19. The pharmaceutical composition according to any of the previous claims for use in treatment or prevention of viral infections in a mammal according to claims 2 to 18, wherein the naltrexone or its pharmaceutically acceptable salt is in immediate release form.

20. The pharmaceutical composition according to any of the previous claims for use in treatment or prevention of viral infections in a mammal according to claim 2 to 19 wherein the amount of naltrexone is between about 1.0 mg and about 8.0 mg.

21. The pharmaceutical composition according to any of the previous claims for use in treatment or prevention of viral infections in a mammal according to claim 2 to 19 wherein the amount of naltrexone is between about 0.5 mg and about 6.0 mg.

22. The pharmaceutical composition according to any of the previous claims for use in treatment or prevention of viral infections in a mammal according to claim 2 to 19 wherein the amount of naltrexone is between about 0.05 mg and about 4.5 mg.

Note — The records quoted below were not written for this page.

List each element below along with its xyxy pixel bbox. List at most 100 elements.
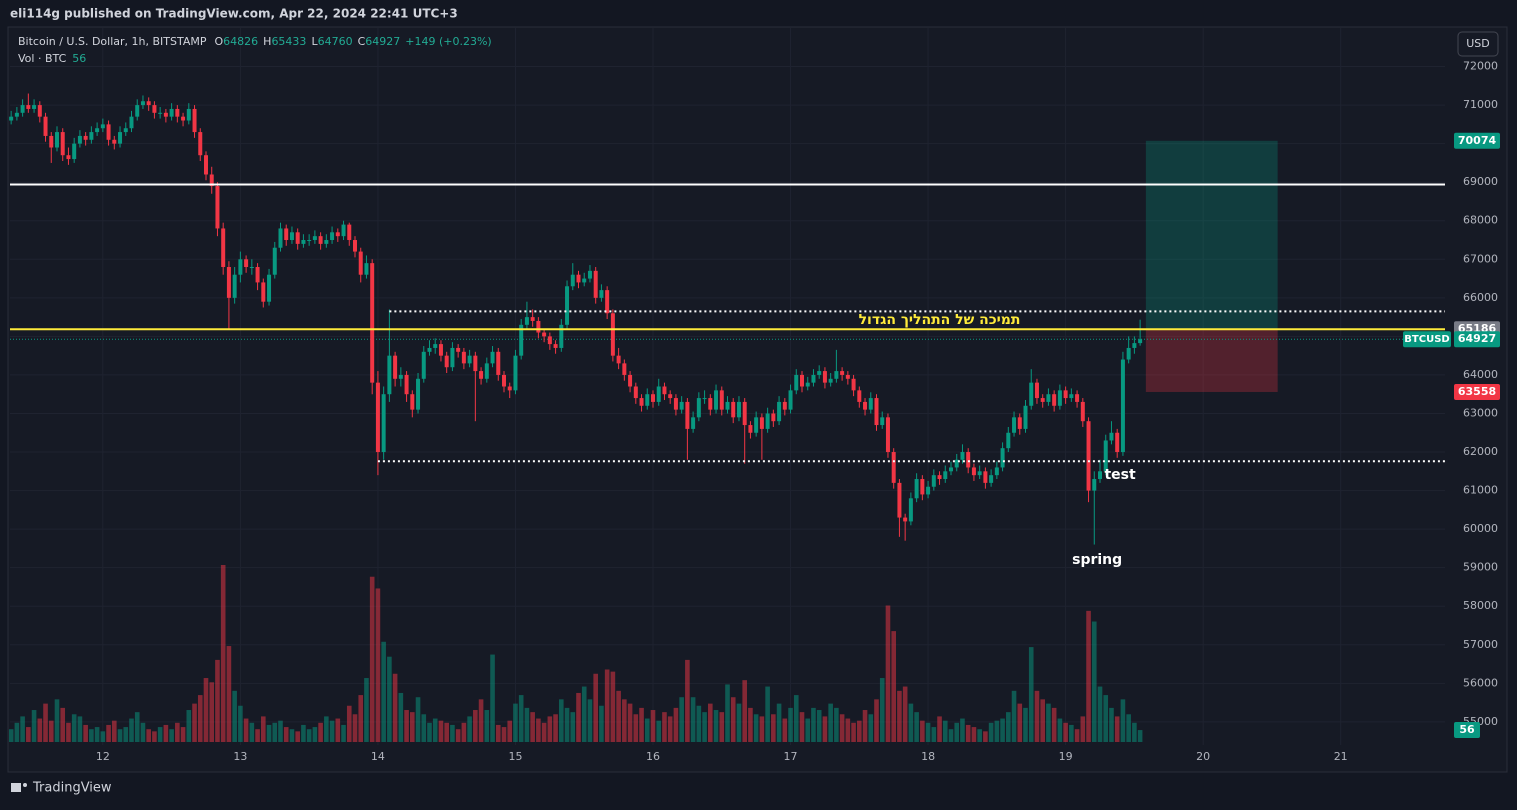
candle-body	[897, 482, 902, 518]
volume-bar	[931, 727, 937, 742]
candle-body	[840, 371, 845, 375]
volume-bar	[937, 716, 942, 742]
volume-bar	[765, 686, 770, 742]
candle-body	[307, 240, 312, 242]
candle-body	[255, 267, 260, 283]
volume-bar	[897, 690, 902, 742]
candle-body	[20, 105, 25, 113]
volume-bar	[1086, 610, 1091, 742]
volume-bar	[759, 716, 765, 742]
y-tick-label: 58000	[1463, 599, 1498, 612]
volume-bar	[713, 710, 719, 742]
volume-bar	[776, 703, 782, 742]
volume-bar	[753, 714, 759, 742]
volume-bar	[954, 722, 960, 742]
volume-bar	[536, 718, 541, 742]
candle-body	[238, 259, 243, 275]
volume-bar	[662, 712, 667, 742]
volume-bar	[249, 722, 255, 742]
candle-body	[1000, 448, 1005, 468]
candle-body	[416, 378, 421, 410]
volume-bar	[117, 729, 123, 742]
candle-body	[788, 390, 793, 410]
volume-bar	[696, 705, 702, 742]
candle-body	[725, 401, 730, 410]
candle-body	[32, 105, 37, 109]
volume-bar	[742, 680, 747, 742]
candle-body	[851, 378, 856, 391]
ohlc-key: L	[311, 35, 318, 48]
y-tick-label: 59000	[1463, 561, 1498, 574]
candle-body	[513, 355, 518, 391]
volume-bar	[667, 716, 673, 742]
volume-bar	[650, 710, 656, 742]
volume-bar	[576, 692, 581, 742]
candle-body	[387, 355, 392, 395]
volume-bar	[375, 588, 381, 742]
currency-button[interactable]	[1457, 31, 1499, 57]
candle-body	[370, 263, 375, 383]
candle-body	[456, 347, 461, 352]
x-tick-label: 21	[1334, 750, 1348, 763]
candle-body	[530, 317, 535, 321]
volume-bar	[26, 727, 31, 742]
volume-bar	[564, 707, 570, 742]
candle-body	[800, 374, 805, 387]
volume-bar	[736, 703, 742, 742]
candle-body	[759, 417, 764, 429]
candle-body	[880, 417, 885, 426]
candle-body	[943, 471, 948, 480]
volume-bar	[811, 707, 816, 742]
candle-body	[375, 382, 380, 453]
volume-bar	[708, 703, 713, 742]
candle-body	[444, 355, 449, 368]
candle-body	[312, 236, 317, 241]
volume-bar	[1109, 707, 1114, 742]
candle-body	[1080, 401, 1085, 422]
volume-bar	[559, 699, 564, 742]
candle-body	[72, 143, 77, 160]
price-label: 64927	[1458, 332, 1496, 345]
candle-body	[192, 108, 197, 133]
volume-bar	[524, 707, 530, 742]
volume-bar	[1057, 718, 1063, 742]
volume-bar	[994, 720, 1000, 742]
volume-bar	[983, 731, 988, 742]
volume-bar	[478, 699, 484, 742]
candle-body	[226, 267, 231, 298]
volume-bar	[243, 718, 249, 742]
candle-body	[960, 452, 965, 460]
candle-body	[89, 132, 94, 140]
y-tick-label: 71000	[1463, 98, 1498, 111]
candle-body	[599, 290, 604, 298]
candle-body	[805, 382, 810, 387]
candle-body	[1126, 347, 1131, 360]
candle-body	[765, 413, 770, 429]
candle-body	[1103, 440, 1108, 472]
candle-body	[37, 105, 42, 117]
currency-label[interactable]: USD	[1466, 37, 1490, 50]
ohlc-value: 65433	[271, 35, 306, 48]
volume-bar	[782, 718, 788, 742]
candle-body	[639, 398, 644, 406]
y-tick-label: 64000	[1463, 368, 1498, 381]
logo-dot	[23, 783, 27, 787]
volume-bar	[157, 727, 163, 742]
volume-bar	[685, 659, 690, 742]
candle-body	[920, 479, 925, 495]
volume-bar	[1126, 714, 1131, 742]
volume-bar	[690, 697, 696, 742]
candle-body	[519, 324, 524, 356]
volume-bar	[60, 707, 66, 742]
candle-body	[542, 332, 547, 337]
candle-body	[60, 132, 65, 156]
candle-body	[885, 417, 890, 453]
volume-bar	[816, 710, 822, 742]
volume-bar	[501, 727, 507, 742]
price-label-box	[1454, 331, 1500, 348]
candle-body	[484, 363, 489, 379]
x-tick-label: 19	[1059, 750, 1073, 763]
volume-bar	[9, 729, 14, 742]
chart-pane	[7, 26, 1508, 773]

23. The pharmaceutical composition according to any of the previous claims for use in treatment or prevention of viral infections in a mammal according to claims 19 to 22 wherein said immediate release pharmaceutical composition is for administration once in a 24-hour period.

24. The pharmaceutical composition according to any of the previous claims for use in treatment or prevention of viral infections in a mammal according to any one of the previous claims wherein said mammal is a human.

25. The pharmaceutical composition according to any of the previous claims for use in treatment or prevention of viral infections in a mammal according to claim 2 to 19 wherein said pharmaceutically acceptable salt of naltrexone is a hydrochloride salt.

26. The pharmaceutical composition according to any of the previous claims for use in treatment or prevention of viral infections in a mammal according to claim 19 to 25 wherein said immediate release composition releases the pharmaceutically acceptable salt of naltrexone completely within about 60 minutes.

27. The pharmaceutical composition according to any of the previous claims for use in treatment or prevention of viral infections in a mammal according to any of the previous claims wherein the pharmaceutical composition is for an administration route selected from the group consisting of oral, sublingual, subcutaneous, intramuscular, intravenous, topical, local, intratracheal, intranasal, transdermal and rectal administration.

28. The pharmaceutical composition according to any of the previous claims for use in treatment or prevention of viral infections in a mammal according to any of the previous claims wherein the pharmaceutical composition is in the form of a capsule or tablet.

29. The pharmaceutical composition according to any of the previous claims for use in treatment or prevention of viral infections in a mammal according to any of the previous claims wherein the composition is in the form of a rapidly dissolving film.